The DEC has removed the plant from 149 sites since 2006 and claims that it has contained it in another 1,100. At least 1,200 sites are still classified as infested, however.

In Michigan, lack of federal funding caused the cancellation of that state's eradication program. Instead, property owners are encouraged to remove the plant themselves (following proper safety protocol) or hire a trained tree removal company.

Approved removal methods in Michigan include chopping off the seed-containing flower heads, severing the taproot, or cutting or mowing young plants.
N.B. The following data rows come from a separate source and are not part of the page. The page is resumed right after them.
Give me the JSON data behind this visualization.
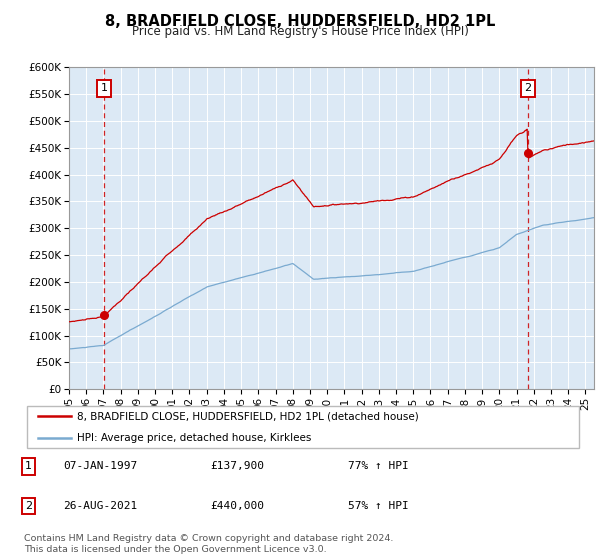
{
  "title": "8, BRADFIELD CLOSE, HUDDERSFIELD, HD2 1PL",
  "subtitle": "Price paid vs. HM Land Registry's House Price Index (HPI)",
  "bg_color": "#dce9f5",
  "hpi_color": "#7aaad0",
  "price_color": "#cc0000",
  "ylim": [
    0,
    600000
  ],
  "yticks": [
    0,
    50000,
    100000,
    150000,
    200000,
    250000,
    300000,
    350000,
    400000,
    450000,
    500000,
    550000,
    600000
  ],
  "ytick_labels": [
    "£0",
    "£50K",
    "£100K",
    "£150K",
    "£200K",
    "£250K",
    "£300K",
    "£350K",
    "£400K",
    "£450K",
    "£500K",
    "£550K",
    "£600K"
  ],
  "xlim_start": 1995.3,
  "xlim_end": 2025.5,
  "xtick_years": [
    1995,
    1996,
    1997,
    1998,
    1999,
    2000,
    2001,
    2002,
    2003,
    2004,
    2005,
    2006,
    2007,
    2008,
    2009,
    2010,
    2011,
    2012,
    2013,
    2014,
    2015,
    2016,
    2017,
    2018,
    2019,
    2020,
    2021,
    2022,
    2023,
    2024,
    2025
  ],
  "sale1_x": 1997.03,
  "sale1_y": 137900,
  "sale2_x": 2021.65,
  "sale2_y": 440000,
  "legend_line1": "8, BRADFIELD CLOSE, HUDDERSFIELD, HD2 1PL (detached house)",
  "legend_line2": "HPI: Average price, detached house, Kirklees",
  "table_rows": [
    {
      "num": "1",
      "date": "07-JAN-1997",
      "price": "£137,900",
      "hpi": "77% ↑ HPI"
    },
    {
      "num": "2",
      "date": "26-AUG-2021",
      "price": "£440,000",
      "hpi": "57% ↑ HPI"
    }
  ],
  "footer": "Contains HM Land Registry data © Crown copyright and database right 2024.\nThis data is licensed under the Open Government Licence v3.0."
}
All giant hogweed material should be disposed of in bags at a landfill.

"There has to be a lot of vigilance to the site or it will come back the following year," said John Bedford, pest response program specialist for the Michigan Department of Agriculture.

Giant hogweed typically grows along waterways and in wooded or open spaces, including yards, roadsides, vacant lots, fields and forests.

If you come into physical contact with giant hogweed, you should was the affected area thoroughly with soap and water, and keep it out of sunlight for 48 hours.

People should not panic upon sighting a plant that they believe to be giant hogweed, as the plant has numerous innocuous relatives, many of which are native to North America.

"In general, only 2 percent of what's reported ends up being giant hogweed," Bedford said.